No AI-generated code in security-critical paths without senior review. Authentication, payment processing, data encryption, UAE Pass integration — these areas are off-limits for unreviewed AI generation. A senior engineer must read and approve every line. No exceptions, no matter how tight the deadline.

Test coverage gates in CI. We added branch coverage thresholds to our pipeline. If a PR doesn't meet the minimum coverage for the module it touches, it doesn't merge. This caught the “tests that test nothing” problem because meaningless tests don't actually cover branches.

AI-generated code must pass our linter and static analysis. We tightened our ESLint config for NestJS projects and our Dart analysis options for Flutter. The AI generates code that compiles, but it often doesn't follow the specific conventions we've established. The linter catches the drift before it reaches review.
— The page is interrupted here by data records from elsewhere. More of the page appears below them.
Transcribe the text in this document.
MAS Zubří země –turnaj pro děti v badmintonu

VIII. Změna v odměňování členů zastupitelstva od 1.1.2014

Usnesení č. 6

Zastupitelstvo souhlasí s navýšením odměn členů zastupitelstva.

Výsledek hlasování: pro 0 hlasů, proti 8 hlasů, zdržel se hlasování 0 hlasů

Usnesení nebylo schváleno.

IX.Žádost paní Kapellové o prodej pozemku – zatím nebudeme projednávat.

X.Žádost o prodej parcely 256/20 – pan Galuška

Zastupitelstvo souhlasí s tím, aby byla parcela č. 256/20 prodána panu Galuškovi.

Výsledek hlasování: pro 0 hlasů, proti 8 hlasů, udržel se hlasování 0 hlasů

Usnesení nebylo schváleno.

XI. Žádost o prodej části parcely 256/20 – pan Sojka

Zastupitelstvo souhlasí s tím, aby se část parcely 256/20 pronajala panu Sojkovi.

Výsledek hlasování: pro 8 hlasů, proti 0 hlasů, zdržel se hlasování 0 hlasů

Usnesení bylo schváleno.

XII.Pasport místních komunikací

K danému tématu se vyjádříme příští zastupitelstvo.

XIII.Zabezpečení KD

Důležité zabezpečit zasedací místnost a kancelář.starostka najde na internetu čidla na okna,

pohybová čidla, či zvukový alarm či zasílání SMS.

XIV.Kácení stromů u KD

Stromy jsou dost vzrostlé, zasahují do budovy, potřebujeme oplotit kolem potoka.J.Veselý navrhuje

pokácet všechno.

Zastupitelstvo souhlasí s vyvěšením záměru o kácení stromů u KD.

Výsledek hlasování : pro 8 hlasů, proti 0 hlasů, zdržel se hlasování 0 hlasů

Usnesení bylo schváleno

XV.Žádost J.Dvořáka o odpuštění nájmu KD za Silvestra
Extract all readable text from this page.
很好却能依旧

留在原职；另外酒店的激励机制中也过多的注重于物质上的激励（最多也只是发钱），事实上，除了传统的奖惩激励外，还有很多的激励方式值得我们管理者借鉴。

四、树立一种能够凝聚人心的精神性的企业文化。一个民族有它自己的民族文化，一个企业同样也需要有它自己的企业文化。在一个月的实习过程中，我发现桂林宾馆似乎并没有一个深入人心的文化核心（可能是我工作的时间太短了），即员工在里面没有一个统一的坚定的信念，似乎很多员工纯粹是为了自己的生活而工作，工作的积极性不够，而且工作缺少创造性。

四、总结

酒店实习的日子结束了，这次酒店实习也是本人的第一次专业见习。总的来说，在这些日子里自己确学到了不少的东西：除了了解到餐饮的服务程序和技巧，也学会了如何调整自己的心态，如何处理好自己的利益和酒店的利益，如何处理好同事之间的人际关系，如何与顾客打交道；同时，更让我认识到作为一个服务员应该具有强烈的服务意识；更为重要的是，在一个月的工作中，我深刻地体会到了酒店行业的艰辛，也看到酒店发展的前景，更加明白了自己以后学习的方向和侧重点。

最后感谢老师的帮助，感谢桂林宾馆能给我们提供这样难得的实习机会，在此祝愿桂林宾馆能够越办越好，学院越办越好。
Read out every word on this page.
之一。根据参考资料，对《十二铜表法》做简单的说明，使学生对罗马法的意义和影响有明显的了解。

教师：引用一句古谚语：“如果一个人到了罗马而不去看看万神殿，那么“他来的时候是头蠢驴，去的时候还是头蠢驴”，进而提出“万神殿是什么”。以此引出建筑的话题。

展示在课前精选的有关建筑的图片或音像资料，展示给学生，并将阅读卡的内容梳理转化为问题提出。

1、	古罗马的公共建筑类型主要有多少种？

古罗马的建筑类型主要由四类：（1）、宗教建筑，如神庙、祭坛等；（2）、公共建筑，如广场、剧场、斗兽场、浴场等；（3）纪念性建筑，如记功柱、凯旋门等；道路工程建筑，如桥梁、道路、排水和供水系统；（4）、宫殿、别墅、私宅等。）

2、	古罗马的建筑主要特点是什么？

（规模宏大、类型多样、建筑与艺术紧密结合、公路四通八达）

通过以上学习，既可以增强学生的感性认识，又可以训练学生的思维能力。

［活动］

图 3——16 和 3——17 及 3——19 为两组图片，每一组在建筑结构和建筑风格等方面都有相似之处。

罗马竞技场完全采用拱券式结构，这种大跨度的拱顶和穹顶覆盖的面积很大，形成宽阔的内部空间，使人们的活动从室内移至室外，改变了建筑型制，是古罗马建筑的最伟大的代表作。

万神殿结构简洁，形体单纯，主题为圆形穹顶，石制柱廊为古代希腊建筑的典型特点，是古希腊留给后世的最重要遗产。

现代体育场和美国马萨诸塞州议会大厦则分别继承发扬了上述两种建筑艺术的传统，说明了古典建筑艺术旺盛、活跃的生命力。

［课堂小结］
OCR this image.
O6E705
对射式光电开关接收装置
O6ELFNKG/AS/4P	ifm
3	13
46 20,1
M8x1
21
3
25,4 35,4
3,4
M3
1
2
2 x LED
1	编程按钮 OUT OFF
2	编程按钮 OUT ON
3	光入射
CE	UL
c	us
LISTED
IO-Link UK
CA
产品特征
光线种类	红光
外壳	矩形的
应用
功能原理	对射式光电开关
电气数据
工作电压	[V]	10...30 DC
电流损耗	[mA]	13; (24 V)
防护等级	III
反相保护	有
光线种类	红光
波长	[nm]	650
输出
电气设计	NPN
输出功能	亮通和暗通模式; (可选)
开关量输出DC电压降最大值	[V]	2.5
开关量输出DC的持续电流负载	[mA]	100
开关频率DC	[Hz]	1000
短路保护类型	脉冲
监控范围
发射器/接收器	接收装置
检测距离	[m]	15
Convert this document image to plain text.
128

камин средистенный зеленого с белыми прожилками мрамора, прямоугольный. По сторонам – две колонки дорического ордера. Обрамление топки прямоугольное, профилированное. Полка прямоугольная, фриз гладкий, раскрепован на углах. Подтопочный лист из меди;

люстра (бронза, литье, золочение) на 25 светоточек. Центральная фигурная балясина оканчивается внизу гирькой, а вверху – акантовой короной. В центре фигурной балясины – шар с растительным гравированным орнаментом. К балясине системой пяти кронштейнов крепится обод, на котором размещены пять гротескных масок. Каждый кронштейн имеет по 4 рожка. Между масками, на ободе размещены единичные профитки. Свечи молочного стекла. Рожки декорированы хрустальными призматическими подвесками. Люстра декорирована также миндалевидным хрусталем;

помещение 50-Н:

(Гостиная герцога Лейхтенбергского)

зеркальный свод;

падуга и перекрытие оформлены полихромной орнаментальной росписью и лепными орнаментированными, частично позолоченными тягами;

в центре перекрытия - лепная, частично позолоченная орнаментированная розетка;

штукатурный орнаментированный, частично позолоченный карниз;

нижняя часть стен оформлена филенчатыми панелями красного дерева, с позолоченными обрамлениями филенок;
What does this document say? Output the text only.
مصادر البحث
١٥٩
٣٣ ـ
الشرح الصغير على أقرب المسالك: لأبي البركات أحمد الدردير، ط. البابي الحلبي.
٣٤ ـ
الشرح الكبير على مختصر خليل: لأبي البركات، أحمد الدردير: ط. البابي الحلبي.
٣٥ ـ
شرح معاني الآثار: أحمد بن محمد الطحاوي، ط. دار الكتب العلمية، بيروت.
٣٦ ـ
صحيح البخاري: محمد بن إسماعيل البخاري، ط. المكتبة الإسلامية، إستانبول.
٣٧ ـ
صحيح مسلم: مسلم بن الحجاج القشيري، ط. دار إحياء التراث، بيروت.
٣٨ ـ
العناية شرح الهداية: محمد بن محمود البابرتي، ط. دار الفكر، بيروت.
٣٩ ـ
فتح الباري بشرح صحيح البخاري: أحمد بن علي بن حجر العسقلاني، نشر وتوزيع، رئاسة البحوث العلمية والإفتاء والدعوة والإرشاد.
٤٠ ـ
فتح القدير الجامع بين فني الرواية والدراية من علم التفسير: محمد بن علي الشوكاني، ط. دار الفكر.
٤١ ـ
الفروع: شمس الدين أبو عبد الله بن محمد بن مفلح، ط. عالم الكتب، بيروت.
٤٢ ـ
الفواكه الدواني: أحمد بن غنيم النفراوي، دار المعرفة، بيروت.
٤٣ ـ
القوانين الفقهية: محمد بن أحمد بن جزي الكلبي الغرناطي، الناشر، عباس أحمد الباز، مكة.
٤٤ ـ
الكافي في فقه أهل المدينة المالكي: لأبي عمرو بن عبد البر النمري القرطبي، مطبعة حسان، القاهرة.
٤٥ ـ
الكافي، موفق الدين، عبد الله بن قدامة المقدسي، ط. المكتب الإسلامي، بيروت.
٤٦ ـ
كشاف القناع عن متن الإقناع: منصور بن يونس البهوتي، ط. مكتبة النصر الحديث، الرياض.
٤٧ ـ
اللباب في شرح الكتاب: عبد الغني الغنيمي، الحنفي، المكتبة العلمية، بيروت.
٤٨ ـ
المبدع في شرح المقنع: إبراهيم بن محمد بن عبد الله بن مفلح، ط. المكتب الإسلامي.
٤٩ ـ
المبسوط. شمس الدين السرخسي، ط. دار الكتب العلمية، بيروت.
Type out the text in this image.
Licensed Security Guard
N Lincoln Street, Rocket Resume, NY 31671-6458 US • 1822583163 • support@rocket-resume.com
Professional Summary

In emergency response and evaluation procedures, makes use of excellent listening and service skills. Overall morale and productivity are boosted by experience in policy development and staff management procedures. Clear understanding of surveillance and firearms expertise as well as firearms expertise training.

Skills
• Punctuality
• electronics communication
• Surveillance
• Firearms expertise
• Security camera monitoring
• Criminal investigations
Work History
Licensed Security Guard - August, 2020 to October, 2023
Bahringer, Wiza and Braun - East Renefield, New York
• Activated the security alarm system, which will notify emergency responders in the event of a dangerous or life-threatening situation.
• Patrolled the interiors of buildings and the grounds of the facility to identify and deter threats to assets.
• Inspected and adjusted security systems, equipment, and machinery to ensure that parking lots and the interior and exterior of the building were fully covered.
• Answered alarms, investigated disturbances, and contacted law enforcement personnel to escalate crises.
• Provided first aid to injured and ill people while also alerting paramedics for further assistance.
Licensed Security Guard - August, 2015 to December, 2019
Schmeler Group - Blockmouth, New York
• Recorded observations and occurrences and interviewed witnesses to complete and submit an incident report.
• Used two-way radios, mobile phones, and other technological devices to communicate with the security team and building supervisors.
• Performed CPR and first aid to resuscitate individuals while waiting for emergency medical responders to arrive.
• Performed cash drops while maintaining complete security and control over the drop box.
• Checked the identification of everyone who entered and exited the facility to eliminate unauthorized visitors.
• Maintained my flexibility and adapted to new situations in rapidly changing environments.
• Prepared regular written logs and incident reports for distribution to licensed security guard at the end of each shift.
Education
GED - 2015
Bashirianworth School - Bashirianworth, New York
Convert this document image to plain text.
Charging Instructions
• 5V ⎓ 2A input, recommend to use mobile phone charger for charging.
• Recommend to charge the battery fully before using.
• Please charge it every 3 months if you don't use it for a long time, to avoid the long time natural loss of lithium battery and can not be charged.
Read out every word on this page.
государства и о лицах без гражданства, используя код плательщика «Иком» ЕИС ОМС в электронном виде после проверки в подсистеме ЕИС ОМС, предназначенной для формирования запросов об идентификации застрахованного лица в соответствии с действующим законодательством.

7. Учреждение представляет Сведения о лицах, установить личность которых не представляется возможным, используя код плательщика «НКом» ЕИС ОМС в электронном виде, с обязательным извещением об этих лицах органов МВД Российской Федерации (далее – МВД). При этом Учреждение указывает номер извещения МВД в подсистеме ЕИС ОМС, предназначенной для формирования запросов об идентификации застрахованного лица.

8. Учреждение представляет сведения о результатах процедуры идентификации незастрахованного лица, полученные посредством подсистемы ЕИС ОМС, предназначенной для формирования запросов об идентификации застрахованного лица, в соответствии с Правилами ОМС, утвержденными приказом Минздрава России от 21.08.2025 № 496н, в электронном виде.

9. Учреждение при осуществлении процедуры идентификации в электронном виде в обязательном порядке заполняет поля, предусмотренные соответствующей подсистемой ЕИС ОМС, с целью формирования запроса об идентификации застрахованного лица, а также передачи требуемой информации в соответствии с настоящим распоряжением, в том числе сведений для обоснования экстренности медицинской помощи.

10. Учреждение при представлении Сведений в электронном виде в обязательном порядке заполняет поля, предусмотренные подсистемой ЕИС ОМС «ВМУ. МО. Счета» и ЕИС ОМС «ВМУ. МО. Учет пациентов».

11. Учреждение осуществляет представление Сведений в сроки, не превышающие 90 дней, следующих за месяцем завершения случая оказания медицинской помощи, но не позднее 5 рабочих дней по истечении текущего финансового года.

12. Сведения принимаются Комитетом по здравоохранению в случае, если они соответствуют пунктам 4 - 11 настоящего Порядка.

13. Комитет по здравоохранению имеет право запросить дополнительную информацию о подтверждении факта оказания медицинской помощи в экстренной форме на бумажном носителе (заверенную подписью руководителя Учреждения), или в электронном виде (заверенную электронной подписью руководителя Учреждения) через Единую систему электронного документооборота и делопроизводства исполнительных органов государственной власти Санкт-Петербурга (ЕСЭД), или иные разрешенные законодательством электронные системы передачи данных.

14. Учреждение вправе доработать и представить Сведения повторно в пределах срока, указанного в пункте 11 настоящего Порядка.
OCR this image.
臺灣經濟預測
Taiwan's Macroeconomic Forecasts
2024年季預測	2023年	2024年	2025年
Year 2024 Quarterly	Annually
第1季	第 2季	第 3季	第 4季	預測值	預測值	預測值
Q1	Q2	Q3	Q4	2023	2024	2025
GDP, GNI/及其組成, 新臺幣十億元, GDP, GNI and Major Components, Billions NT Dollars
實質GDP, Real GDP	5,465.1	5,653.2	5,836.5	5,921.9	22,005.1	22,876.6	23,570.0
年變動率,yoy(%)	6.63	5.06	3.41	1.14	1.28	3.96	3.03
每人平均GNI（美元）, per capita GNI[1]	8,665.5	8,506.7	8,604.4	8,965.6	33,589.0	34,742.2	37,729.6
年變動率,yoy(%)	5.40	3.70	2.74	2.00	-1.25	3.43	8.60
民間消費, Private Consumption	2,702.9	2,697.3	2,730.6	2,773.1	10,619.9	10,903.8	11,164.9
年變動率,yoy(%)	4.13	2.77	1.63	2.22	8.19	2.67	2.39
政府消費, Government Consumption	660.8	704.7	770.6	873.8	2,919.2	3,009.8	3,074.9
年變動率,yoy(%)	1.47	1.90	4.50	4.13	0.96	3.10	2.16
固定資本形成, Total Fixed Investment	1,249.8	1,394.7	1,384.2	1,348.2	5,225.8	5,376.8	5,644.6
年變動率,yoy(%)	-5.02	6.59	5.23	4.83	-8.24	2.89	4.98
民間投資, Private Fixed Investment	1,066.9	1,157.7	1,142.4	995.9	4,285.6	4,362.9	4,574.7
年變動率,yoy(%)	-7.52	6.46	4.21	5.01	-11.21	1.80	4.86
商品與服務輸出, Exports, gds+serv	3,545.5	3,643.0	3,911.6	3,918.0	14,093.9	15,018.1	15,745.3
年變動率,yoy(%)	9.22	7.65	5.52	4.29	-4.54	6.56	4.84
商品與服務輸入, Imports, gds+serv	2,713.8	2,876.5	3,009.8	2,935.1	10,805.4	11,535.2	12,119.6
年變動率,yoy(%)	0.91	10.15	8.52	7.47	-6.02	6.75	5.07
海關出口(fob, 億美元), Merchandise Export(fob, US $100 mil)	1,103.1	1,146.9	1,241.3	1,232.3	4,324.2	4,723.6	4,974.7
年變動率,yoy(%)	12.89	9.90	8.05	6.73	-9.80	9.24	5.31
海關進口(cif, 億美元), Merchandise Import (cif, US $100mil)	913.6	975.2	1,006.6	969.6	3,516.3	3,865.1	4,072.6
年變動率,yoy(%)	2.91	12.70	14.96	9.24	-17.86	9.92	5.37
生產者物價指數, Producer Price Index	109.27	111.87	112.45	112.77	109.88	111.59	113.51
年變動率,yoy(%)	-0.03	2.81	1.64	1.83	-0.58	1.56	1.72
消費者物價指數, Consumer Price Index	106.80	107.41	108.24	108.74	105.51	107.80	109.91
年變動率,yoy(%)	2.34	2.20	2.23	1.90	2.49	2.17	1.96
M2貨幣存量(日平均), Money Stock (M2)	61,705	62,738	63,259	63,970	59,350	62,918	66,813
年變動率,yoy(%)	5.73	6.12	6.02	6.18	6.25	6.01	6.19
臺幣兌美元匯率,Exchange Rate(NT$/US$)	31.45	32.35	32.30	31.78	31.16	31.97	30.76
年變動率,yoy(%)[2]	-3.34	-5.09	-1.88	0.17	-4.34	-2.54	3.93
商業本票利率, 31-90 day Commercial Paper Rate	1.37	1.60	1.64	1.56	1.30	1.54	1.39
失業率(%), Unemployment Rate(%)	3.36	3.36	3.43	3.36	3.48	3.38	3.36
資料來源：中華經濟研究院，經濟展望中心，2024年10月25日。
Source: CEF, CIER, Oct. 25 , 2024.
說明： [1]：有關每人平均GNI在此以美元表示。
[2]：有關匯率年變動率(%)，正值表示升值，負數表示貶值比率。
Where Vibe Coding Actually Works

This isn't a “vibe coding is bad” post. Used correctly, it's genuinely powerful.

Prototyping. When we're exploring a new feature idea or building a proof of concept for a client pitch, vibe coding is perfect. Speed matters, perfection doesn't. We recently prototyped a dashboard for one of our concept projects — Pulse Leap — entirely through AI generation. It took an afternoon instead of a week. The prototype served its purpose and was thrown away.

Internal tools. Scripts, data migrations, one-off utilities — the kind of code that runs once or serves a small internal audience. The risk profile is different. If an internal CSV parser has a minor edge case bug, someone notices and fixes it. It's not processing government transactions.

Learning. For developers who are picking up a new stack, AI-generated code is an incredible learning tool. Fahad, one of our mid-level developers, used AI generation extensively while learning React from our Flutter codebase. He didn't ship the AI code directly — he used it to understand patterns and then rewrote it himself. That's the ideal use case.

The Conversation the Industry Needs

The vibe coding debate often gets framed as a binary: either you embrace AI-generated code or you're a luddite. That framing is wrong. The real question is about supervision. How much oversight does AI-generated code need? The answer depends on what the code does, who it serves, and what breaks if it's wrong.

For a personal side project? Vibe code all day. For a government platform that handles citizen data and financial transactions? Every line needs a human set of eyes. At MVP Apps, we sit somewhere in the middle — using AI aggressively for speed while maintaining the review discipline that keeps our clients' systems reliable.

I've been writing code since 2017. The tools change, the speed changes, but the responsibility doesn't. If your name is on the deployment, you own every line — whether a human wrote it or a machine did.